My nephew is only 3, and ever since he was a baby, he has devoured books.  Every book is fascinating, and if it's fascinating enough, you will read it over.  And over.  And over.  To the point where some books get hidden under a couch or a table because there are only so many times you, as an adult, can read the same twenty-seven words before you want to strangle children's authors and their effective repetition.
A favorite of my nephew's.
At least the kid has taste.

I miss that.

I had a professor in college who taught  my writing courses, and he would always say that what college prevented was reading.  It seems asinine, considering there were days I would read 60-150 pages, just for one class on one night.  But, God, it's true.
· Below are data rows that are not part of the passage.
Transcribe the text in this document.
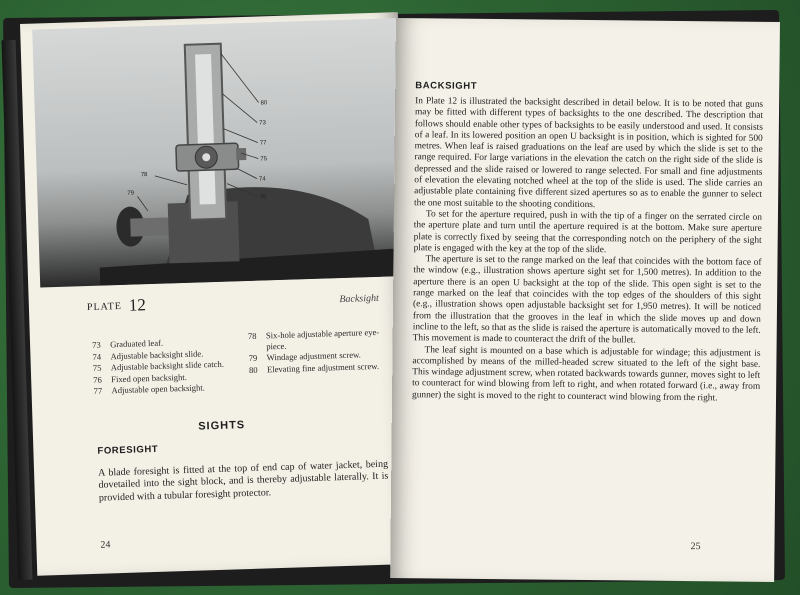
80
73
77
75
74
76
78
79
PLATE 12	Backsight
73 Graduated leaf.
74 Adjustable backsight slide.
75 Adjustable backsight slide catch.
76 Fixed open backsight.
77 Adjustable open backsight.
78 Six-hole adjustable aperture eye-piece.
79 Windage adjustment screw.
80 Elevating fine adjustment screw.
SIGHTS
FORESIGHT
A blade foresight is fitted at the top of end cap of water jacket, being dovetailed into the sight block, and is thereby adjustable laterally. It is provided with a tubular foresight protector.
24
BACKSIGHT

In Plate 12 is illustrated the backsight described in detail below. It is to be noted that guns may be fitted with different types of backsights to the one described. The description that follows should enable other types of backsights to be easily understood and used. It consists of a leaf. In its lowered position an open U backsight is in position, which is sighted for 500 metres. When leaf is raised graduations on the leaf are used by which the slide is set to the range required. For large variations in the elevation the catch on the right side of the slide is depressed and the slide raised or lowered to range selected. For small and fine adjustments of elevation the elevating notched wheel at the top of the slide is used. The slide carries an adjustable plate containing five different sized apertures so as to enable the gunner to select the one most suitable to the shooting conditions.

To set for the aperture required, push in with the tip of a finger on the serrated circle on the aperture plate and turn until the aperture required is at the bottom. Make sure aperture plate is correctly fixed by seeing that the corresponding notch on the periphery of the sight plate is engaged with the key at the top of the slide.

The aperture is set to the range marked on the leaf that coincides with the bottom face of the window (e.g., illustration shows aperture sight set for 1,500 metres). In addition to the aperture there is an open U backsight at the top of the slide. This open sight is set to the range marked on the leaf that coincides with the top edges of the shoulders of this sight (e.g., illustration shows open adjustable backsight set for 1,950 metres). It will be noticed from the illustration that the grooves in the leaf in which the slide moves up and down incline to the left, so that as the slide is raised the aperture is automatically moved to the left. This movement is made to counteract the drift of the bullet.

The leaf sight is mounted on a base which is adjustable for windage; this adjustment is accomplished by means of the milled-headed screw situated to the left of the sight base. This windage adjustment screw, when rotated backwards towards gunner, moves sight to left to counteract for wind blowing from left to right, and when rotated forward (i.e., away from gunner) the sight is moved to the right to counteract wind blowing from the right.

25
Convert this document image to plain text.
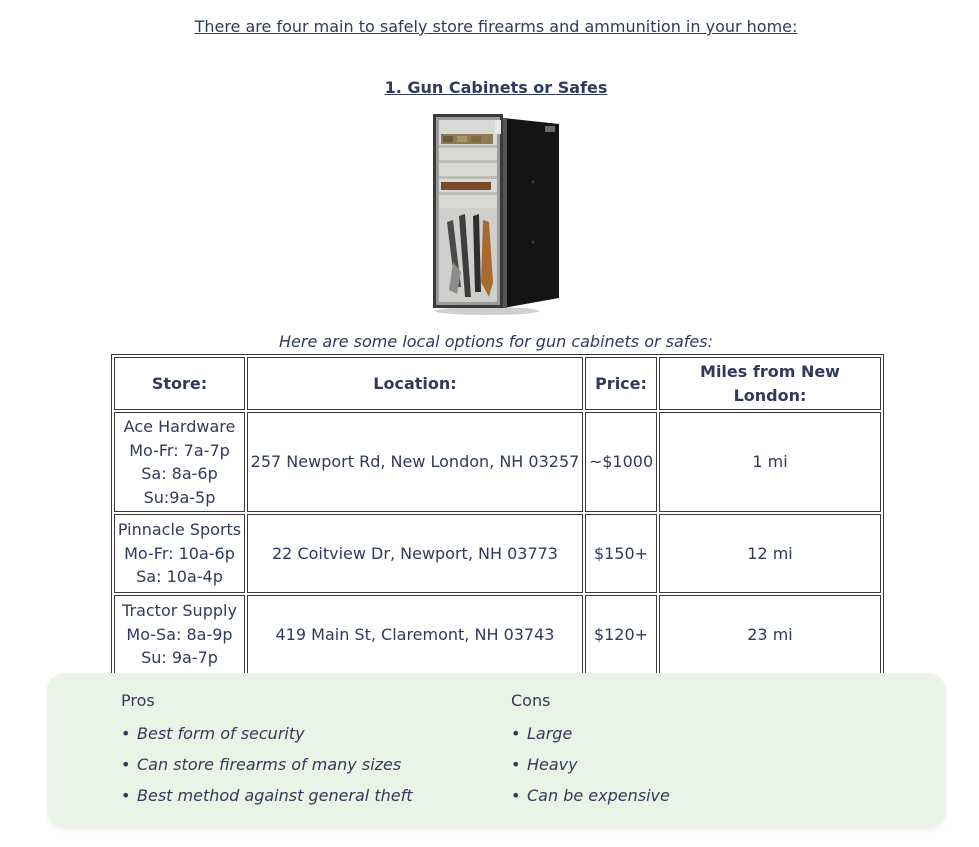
There are four main to safely store firearms and ammunition in your home:
1. Gun Cabinets or Safes
Here are some local options for gun cabinets or safes:
Store:	Location:	Price:	Miles from New London:

Ace Hardware
Mo-Fr: 7a-7p
Sa: 8a-6p
Su:9a-5p	257 Newport Rd, New London, NH 03257	~$1000	1 mi

Pinnacle Sports
Mo-Fr: 10a-6p
Sa: 10a-4p	22 Coitview Dr, Newport, NH 03773	$150+	12 mi

Tractor Supply
Mo-Sa: 8a-9p
Su: 9a-7p	419 Main St, Claremont, NH 03743	$120+	23 mi
Pros
• Best form of security
• Can store firearms of many sizes
• Best method against general theft
Cons
• Large
• Heavy
• Can be expensive
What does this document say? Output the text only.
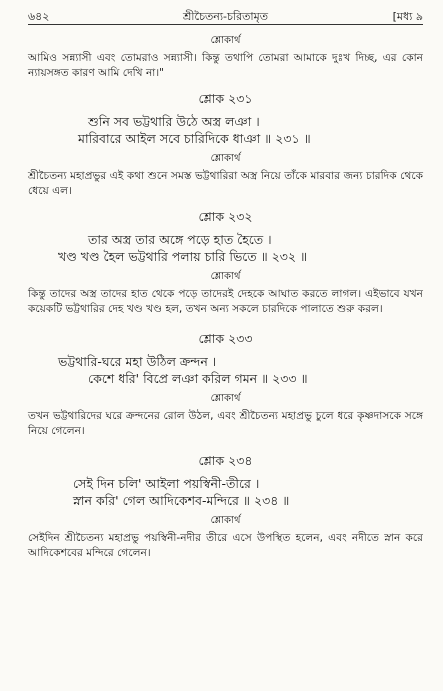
৬৪২	শ্রীচৈতন্য-চরিতামৃত	[মধ্য ৯
শ্লোকার্থ

আমিও সন্ন্যাসী এবং তোমরাও সন্ন্যাসী। কিন্তু তথাপি তোমরা আমাকে দুঃখ দিচ্ছ, এর কোন ন্যায়সঙ্গত কারণ আমি দেখি না।"

শ্লোক ২৩১
শুনি সব ভট্টথারি উঠে অস্ত্র লঞা ।
মারিবারে আইল সবে চারিদিকে ধাঞা ॥ ২৩১ ॥
শ্লোকার্থ

শ্রীচৈতন্য মহাপ্রভুর এই কথা শুনে সমস্ত ভট্টথারিরা অস্ত্র নিয়ে তাঁকে মারবার জন্য চারদিক থেকে ধেয়ে এল।

শ্লোক ২৩২
তার অস্ত্র তার অঙ্গে পড়ে হাত হৈতে ।
খণ্ড খণ্ড হৈল ভট্টথারি পলায় চারি ভিতে ॥ ২৩২ ॥
শ্লোকার্থ

কিন্তু তাদের অস্ত্র তাদের হাত থেকে পড়ে তাদেরই দেহকে আঘাত করতে লাগল। এইভাবে যখন কয়েকটি ভট্টথারির দেহ খণ্ড খণ্ড হল, তখন অন্য সকলে চারদিকে পালাতে শুরু করল।

শ্লোক ২৩৩
ভট্টথারি-ঘরে মহা উঠিল ক্রন্দন ।
কেশে ধরি' বিপ্রে লঞা করিল গমন ॥ ২৩৩ ॥
শ্লোকার্থ

তখন ভট্টথারিদের ঘরে ক্রন্দনের রোল উঠল, এবং শ্রীচৈতন্য মহাপ্রভু চুলে ধরে কৃষ্ণদাসকে সঙ্গে নিয়ে গেলেন।

শ্লোক ২৩৪
সেই দিন চলি' আইলা পয়স্বিনী-তীরে ।
স্নান করি' গেল আদিকেশব-মন্দিরে ॥ ২৩৪ ॥
শ্লোকার্থ

সেইদিন শ্রীচৈতন্য মহাপ্রভু পয়স্বিনী-নদীর তীরে এসে উপস্থিত হলেন, এবং নদীতে স্নান করে আদিকেশবের মন্দিরে গেলেন।
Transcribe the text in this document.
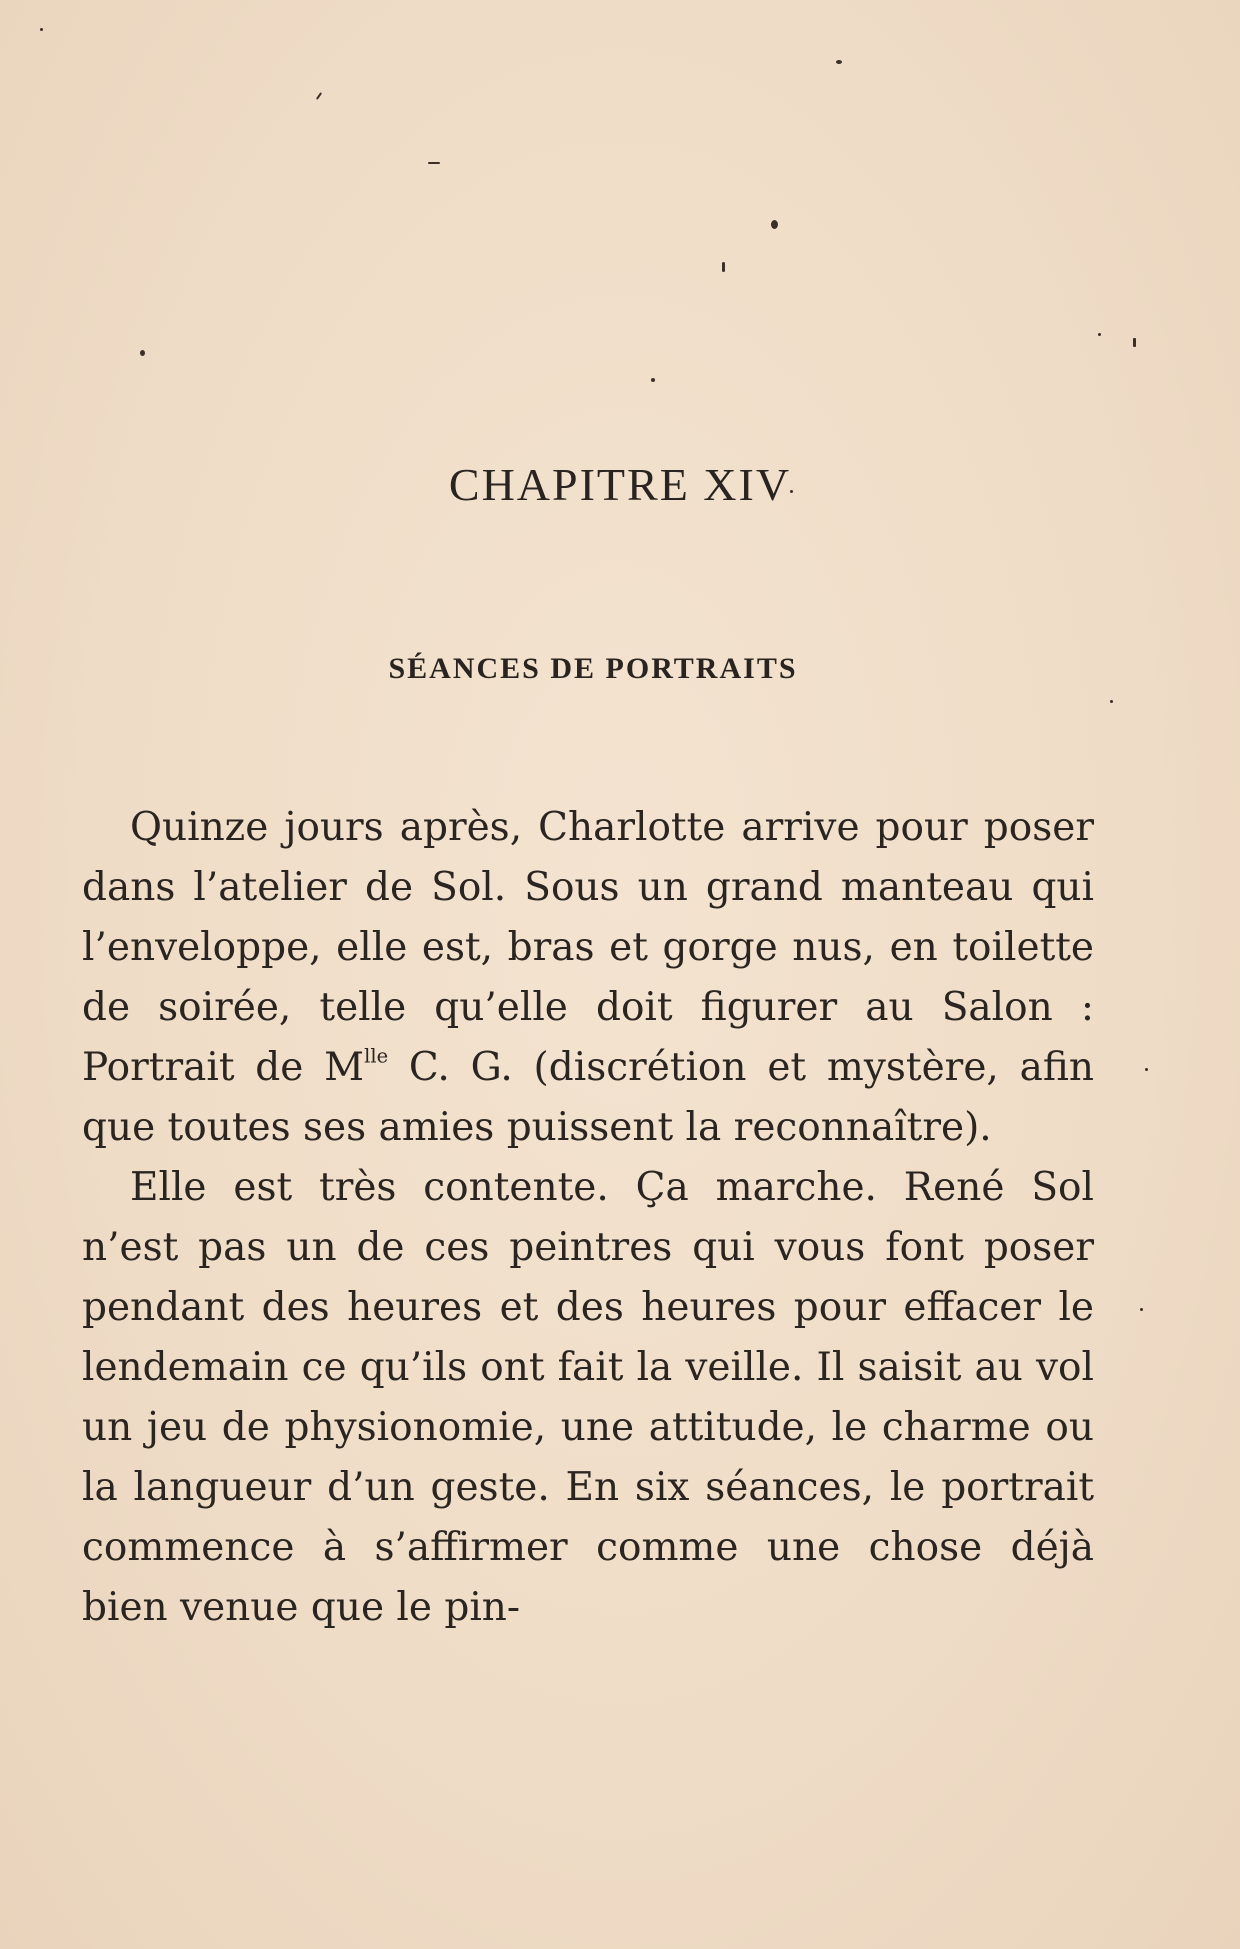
CHAPITRE XIV
SÉANCES DE PORTRAITS

Quinze jours après, Charlotte arrive pour poser dans l’atelier de Sol. Sous un grand manteau qui l’enveloppe, elle est, bras et gorge nus, en toilette de soirée, telle qu’elle doit figurer au Salon : Portrait de $M^{lle}$ C. G. (discrétion et mystère, afin que toutes ses amies puissent la reconnaître).

Elle est très contente. Ça marche. René Sol n’est pas un de ces peintres qui vous font poser pendant des heures et des heures pour effacer le lendemain ce qu’ils ont fait la veille. Il saisit au vol un jeu de physionomie, une attitude, le charme ou la langueur d’un geste. En six séances, le portrait commence à s’affirmer comme une chose déjà bien venue que le pin-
As soon as I could, I began devouring books.  I was my nephew, and it didn't stop in junior high, like it does for so many kids.  I LOVE books.  When everyone asked what I would do after graduation, "read for fun" was at the top of the list.  But college has turned me into such a skimmer.  If you've been to college, you've been there; you search the article for words that stick out because of length or font or stylization or bullet points, you read the first and last sentences of paragraphs to pick up on main points, you look for the places with howevers and even sos and thus or in conclusion because, quite frankly, there aren't always enough hours in the day.

The thing about skimming is that once you start, you can't stop.  I know I'm horrible about it.  The professor in my Contemporary Drama class gave quizzes on things that were written in the stage directions, not the dialogue, and damn if I didn't miss half of those questions pretty much every time.  Reading novels, I catch myself skipping from dialogue to dialogue and missing important details like entrances, exits, and secret revelations (side note: some authors like Louise Erdrich [whom I have met] don't necessarily use quotation marks in their novels, and boy does it drive my brain wonky).  As a writer, I know how agonizing finding the right word can be, how the rhythm and flow of prose create or destroy a passage, and yet I cannot make my brain savor the words on the page.  It is the voracious, cannot-put-it-down feeling of being enraptured by a wordsmith that I miss.

The missing is a reminder to slow down.

I live life as fast as I can, cramming, multi-tasking, doing and going and making, trying to fit every experience into one day - trying to make room for everything, and instead, gaining nothing.  Numbness and apathy are the symptoms, not the disease, and the symptoms point to a surface-level skimming of life.

It's time to feel.  It's time to savor.